Saturday, January 23, 2010

The Work of the Spirit-Free at Last

Reflection on the Readings
Third Sunday in Ordinary Time - January 24, 2010 - Year C
By Dennis Hankins

The Work of the Spirit - Free At Last

And Jesus returned in the power of the Spirit into Galilee...He opened the book and found the place where it was written, "The Spirit of the Lord is upon me..."

He was a promising Pentecostal preacher boy. He was called the walking Bible, given his ability to quote large portions of Scripture from memory as he preached.  My Dad heard the 16 year old Charles Crank preach in Floyd Knobs, Indiana at a Revival meeting.  In later years the Reverend Crank became the Indiana District Superintendent of the Assemblies of God.  Throughout the years he continued to stir congregations with his ability to quote Scripture and preach its meaning. It was liberating preaching.

In Pentecostal circles you were expected to know your Bible, if you were called to be a preacher.  It was a sign of your calling if you knew the Scriptures and could preach them with the anointing of the Holy Spirit.  

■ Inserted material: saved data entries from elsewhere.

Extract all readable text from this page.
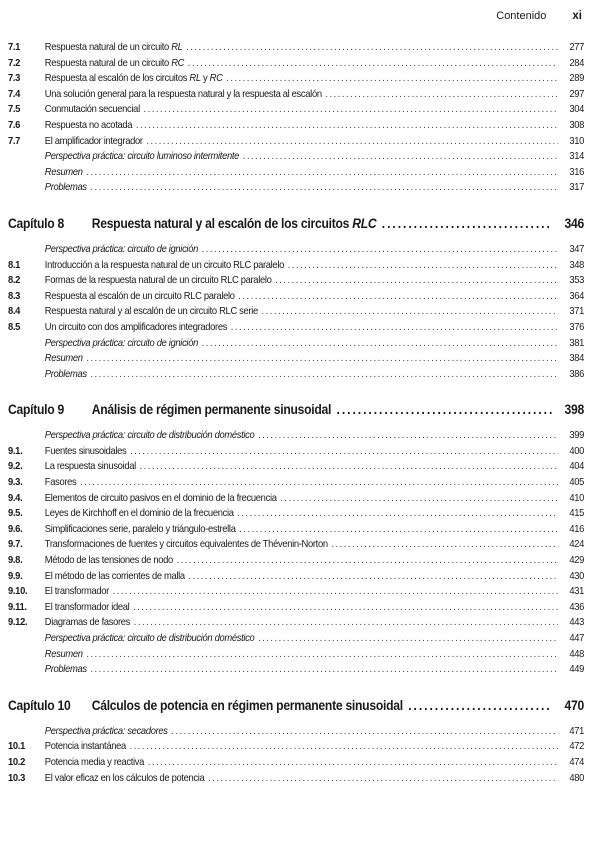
Contenido xi
7.1	Respuesta natural de un circuito RL . . .	277
7.2	Respuesta natural de un circuito RC . . .	284
7.3	Respuesta al escalón de los circuitos RL y RC . . .	289
7.4	Una solución general para la respuesta natural y la respuesta al escalón . . .	297
7.5	Conmutación secuencial . . .	304
7.6	Respuesta no acotada . . .	308
7.7	El amplificador integrador . . .	310
Perspectiva práctica: circuito luminoso intermitente . . .	314
Resumen . . .	316
Problemas . . .	317
Capítulo 8	Respuesta natural y al escalón de los circuitos RLC . . .	346
Perspectiva práctica: circuito de ignición . . .	347
8.1	Introducción a la respuesta natural de un circuito RLC paralelo . . .	348
8.2	Formas de la respuesta natural de un circuito RLC paralelo . . .	353
8.3	Respuesta al escalón de un circuito RLC paralelo . . .	364
8.4	Respuesta natural y al escalón de un circuito RLC serie . . .	371
8.5	Un circuito con dos amplificadores integradores . . .	376
Perspectiva práctica: circuito de ignición . . .	381
Resumen . . .	384
Problemas . . .	386
Capítulo 9	Análisis de régimen permanente sinusoidal . . .	398
Perspectiva práctica: circuito de distribución doméstico . . .	399
9.1.	Fuentes sinusoidales . . .	400
9.2.	La respuesta sinusoidal . . .	404
9.3.	Fasores . . .	405
9.4.	Elementos de circuito pasivos en el dominio de la frecuencia . . .	410
9.5.	Leyes de Kirchhoff en el dominio de la frecuencia . . .	415
9.6.	Simplificaciones serie, paralelo y triángulo-estrella . . .	416
9.7.	Transformaciones de fuentes y circuitos equivalentes de Thévenin-Norton . . .	424
9.8.	Método de las tensiones de nodo . . .	429
9.9.	El método de las corrientes de malla . . .	430
9.10.	El transformador . . .	431
9.11.	El transformador ideal . . .	436
9.12.	Diagramas de fasores . . .	443
Perspectiva práctica: circuito de distribución doméstico . . .	447
Resumen . . .	448
Problemas . . .	449
Capítulo 10	Cálculos de potencia en régimen permanente sinusoidal . . .	470
Perspectiva práctica: secadores . . .	471
10.1	Potencia instantánea . . .	472
10.2	Potencia media y reactiva . . .	474
10.3	El valor eficaz en los cálculos de potencia . . .	480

But love of the Scriptures is found also in the local Catholic parish.  Every Sunday you will hear an Old Testament Reading, a Psalm, a reading from the Epistles and then the Gospel reading.  A brief review of the Catechism of the Catholic Church reveals the Church's grasp and love of the Scriptures.  

In the first reading, the renewal of the people of God under Ezra and Nehemiah begins with the reading and the hearing of the Scriptures.  The exiles kept alive the hope of returning to the promised land by keeping as best they could the words of Moses in a strange land.  The folks back home waned in faith without a Temple and Altar around which to hear the word and practice the prescribed rituals of sacrifice.  

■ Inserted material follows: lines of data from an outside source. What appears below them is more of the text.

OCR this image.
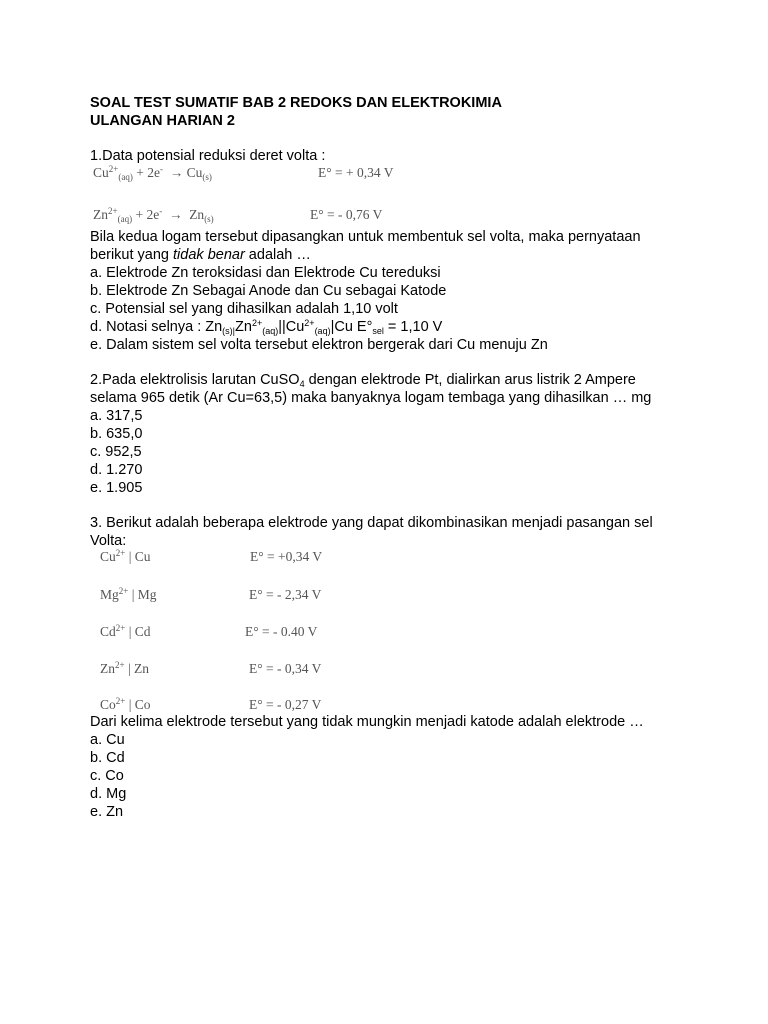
SOAL TEST SUMATIF BAB 2 REDOKS DAN ELEKTROKIMIA
ULANGAN HARIAN 2
1.Data potensial reduksi deret volta :
$Cu^{2+}_{(aq)} + 2e^- \to Cu_{(s)}$	E° = + 0,34 V
$Zn^{2+}_{(aq)} + 2e^- \to Zn_{(s)}$	E° = - 0,76 V
Bila kedua logam tersebut dipasangkan untuk membentuk sel volta, maka pernyataan
berikut yang tidak benar adalah …
a. Elektrode Zn teroksidasi dan Elektrode Cu tereduksi
b. Elektrode Zn Sebagai Anode dan Cu sebagai Katode
c. Potensial sel yang dihasilkan adalah 1,10 volt
d. Notasi selnya : $Zn_{(s)|}Zn^{2+}_{(aq)}||Cu^{2+}_{(aq)}|Cu$ $E^\circ_{sel} = 1,10$ V
e. Dalam sistem sel volta tersebut elektron bergerak dari Cu menuju Zn
2.Pada elektrolisis larutan CuSO$_4$ dengan elektrode Pt, dialirkan arus listrik 2 Ampere
selama 965 detik (Ar Cu=63,5) maka banyaknya logam tembaga yang dihasilkan … mg
a. 317,5
b. 635,0
c. 952,5
d. 1.270
e. 1.905
3. Berikut adalah beberapa elektrode yang dapat dikombinasikan menjadi pasangan sel
Volta:
$Cu^{2+}$ | Cu	E° = +0,34 V
$Mg^{2+}$ | Mg	E° = - 2,34 V
$Cd^{2+}$ | Cd	E° = - 0.40 V
$Zn^{2+}$ | Zn	E° = - 0,34 V
$Co^{2+}$ | Co	E° = - 0,27 V
Dari kelima elektrode tersebut yang tidak mungkin menjadi katode adalah elektrode …
a. Cu
b. Cd
c. Co
d. Mg
e. Zn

It was in this environment the returning exiles and the locals hear again the words of Moses and begin to rebuild the Temple and the Altar and their lives.  This rebuilding process begins with the hearing of the words of Moses found in the Scroll from which Ezra read.  

It is this holy reading to which the people respond as with an oath, raising their hands and shouting, "Amen, Amen," or "let be unto me." 

Just as the exiles discovered their destiny, St. Paul describes the Church and its destiny.  The working of the Spirit reminds us that each of us is important as we take our place in the Temple not made with hands.  For by one Spirit we were all baptized into one body-Jew or Greeks, slaves or free-and all were made to drink of one Spirit. Each one of us finds our own spiritual destiny from the same life giving Spirit.  There are no little 'You's' or big 'I's,' in the body, which is his Church.  We all are made free by the same Spirit.

In today's Gospel, Jesus announces a new time of the Spirit's work.  Isaiah the prophet anticipated this renewal and restoration coming through a person anointed by the Spirit.  And it is in the person of Jesus in whom the Spirit abides without measure, so that it is Jesus who inaugurates a year of jubilee, proclaiming the acceptable year of the Lord.

Such a year occurred every 50 years in Israel.  In the year of Jubilee there was the cancellation of debt and servitude.  On the tenth day of the seventh month on the Day of Atonement a loud trumpet blast announced the beginning of a new day of human and spiritual freedom in Israel.  Although you could have heard a pin drop when Jesus read this passage from Isaiah, it was his voice becoming the ancient sound of the trumpet blast announcing the year of the Lord, a new and everlasting Jubilee.

The year of the Lord, a new era of the work of the Spirit continues in the Church lead by apostles, prophets, and teachers. Nothing else can penetrate the world enslaved by sin and guilt.  From the Church come mighty deeds, gifts of healing, administration and varieties of tongues.  For what?  To bring good news to the poor, to proclaim freedom to the enslaved and new eyes for the blind and liberty for all those in oppression.

This past MLK day I read again the 'I Have A Dream,' speech Dr. Martin Luther King delivered August 28, 1963 in  Washington, DC.  If you haven't read it recently, read it

The closing words of that speech capture the animation of the Spirit I feel and I hope you feel in the hearing of today's readings, especially the Gospel:

Free at last!  Free at last!  
Thank God Almighty, we are free at last!

Let us pray: Dear Father of all Mercy, give unto thy Church a new vision of the work of the Spirit, and let it begin with a new love for Jesus, who for us and for the life of the world gives to us today his own body and blood.  Amen.